Jack’s eyes scanned the horizon as they came up near the river. “Ever hear of St. Mogila’s School during World War II?”

The man stopped walking. “That would be a very bad set of circumstances. That’s what’s being considered? Then the shooters failed to see it through properly. Certainly if that is the case, the Americans are better off if the boys are dead. The boys are better off dead, too.”

“Americans don’t think that way.”

“Israelis don’t either. But sometimes it is best to be pragmatic.”

Jack wiped his hand across his mouth and sniffed. The air smelled like hot dog crap. “Let’s take that right off the table. We don’t know if this is a chess game that’s trying to force us to move a particular piece. Sacrifice a Bishop to trap the opponents King. What if, for example, the politician recuses himself or steps down from the chairmanship? Perhaps, that’s exactly the end goal. Perhaps, they have the next in line already over the fence about something; maybe they have him reaching into their deep pockets. Since we don’t know, the best strategy at this point is to rescue the children and return them to their parents. If anything happened to the kids, we don’t know what detonator fuse was lit.”

“If the Chairman stays in place with the children absent, the reporters would explain this to the Americans. His actions would be scrutinized.”

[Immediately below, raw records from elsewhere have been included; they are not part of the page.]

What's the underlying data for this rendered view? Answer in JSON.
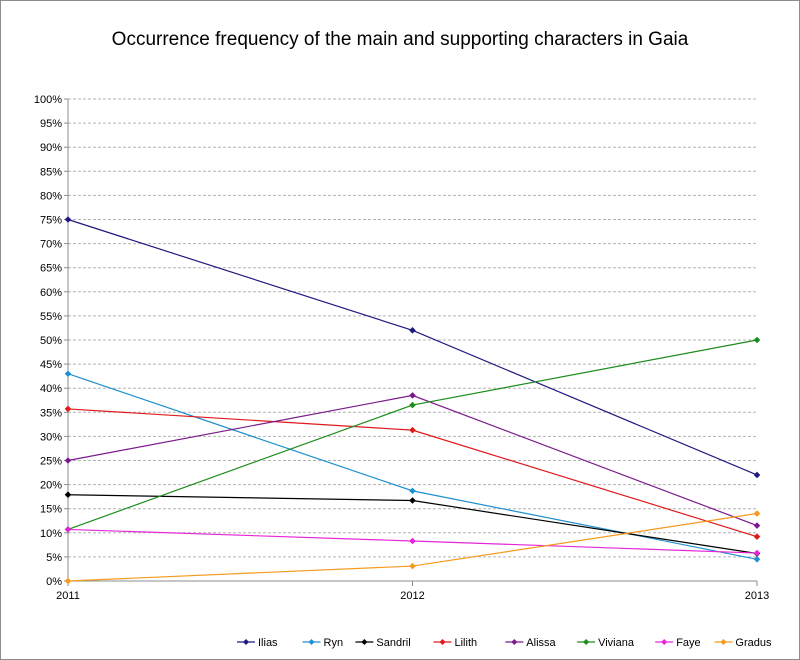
{
  "chart_data": {
    "type": "line",
    "title": "Occurrence frequency of the main and supporting characters in Gaia",
    "xlabel": "",
    "ylabel": "",
    "x": [
      "2011",
      "2012",
      "2013"
    ],
    "ylim": [
      0,
      100
    ],
    "y_ticks": [
      "0%",
      "5%",
      "10%",
      "15%",
      "20%",
      "25%",
      "30%",
      "35%",
      "40%",
      "45%",
      "50%",
      "55%",
      "60%",
      "65%",
      "70%",
      "75%",
      "80%",
      "85%",
      "90%",
      "95%",
      "100%"
    ],
    "grid": "horizontal",
    "legend_position": "bottom",
    "series": [
      {
        "name": "Ilias",
        "color": "#1f1a80",
        "values": [
          75,
          52,
          22
        ]
      },
      {
        "name": "Ryn",
        "color": "#1e90d0",
        "values": [
          43,
          18.7,
          4.5
        ]
      },
      {
        "name": "Sandril",
        "color": "#000000",
        "values": [
          17.9,
          16.7,
          5.7
        ]
      },
      {
        "name": "Lilith",
        "color": "#e0191c",
        "values": [
          35.7,
          31.3,
          9.2
        ]
      },
      {
        "name": "Alissa",
        "color": "#7b1a8c",
        "values": [
          25,
          38.5,
          11.5
        ]
      },
      {
        "name": "Viviana",
        "color": "#1c8c1c",
        "values": [
          10.7,
          36.5,
          50
        ]
      },
      {
        "name": "Faye",
        "color": "#e626d8",
        "values": [
          10.7,
          8.3,
          5.8
        ]
      },
      {
        "name": "Gradus",
        "color": "#f59a1e",
        "values": [
          0,
          3.1,
          14
        ]
      }
    ]
  }
}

“I think you have an old-school view of our journalists. Now, there are many who are more about entertainment than holding people’s feet to the fire. The children who are missing are not taking up any vital time on the news shows. The pundits are fighting about gun laws and second amendment rights. They want to know why the principal wasn’t armed, why the secretary couldn’t reach under her desk and pull out an AK and take down the bad guys before the school was shot up. The nuances of geopolitics is too difficult to get off in a sound bite. The media doesn’t even try.”

“Your chess analogy is sound reasoning. The terrorist groups have, by necessity, become extremely savvy strategists. And this woman, the teacher, she is trying to infiltrate the terror group who took the children? If these are the right boys, I’m surprised she made it here so quickly. I’m also surprised that she isn’t trying to blend in.”

“The woman is my fiancée,” Jack’s voice was so quiet he wasn’t sure his counterpart could hear him. “We believe she is being manipulated by the terrorists. She’s wearing the clothes that were packed in a bugout bag I gave her one year as a birthday gift. I think she grabbed it on the way out and that gear is all she has with her.”

“Digital print backpack? Solar panels?”

“Exactly.”

“Someone handed that to her just this side of the Friendship bridge.”

“When was that?” Jack’s whole body tightened down.

“10:40 hours. This morning.”

Jack’s jaw locked, thrusting his chin forward. “Do you still have eyes on her?”

“No, my friend, that we do not. She took a taxi thirty kilometers to the north, to Refugio Tatí Yupí. The taxis can only go 10 kilometers into the park, then the passenger must walk the rest of the way. We saw the taxi exit without a passenger.”

“You left someone there to watch for when she comes out? Is she there now?”

“This is personal. I understand that. I’m very sorry to tell you that we doubt very much that she will ever come out again. Walking into Refugio Tatí Yupí is like walking into quick sand.”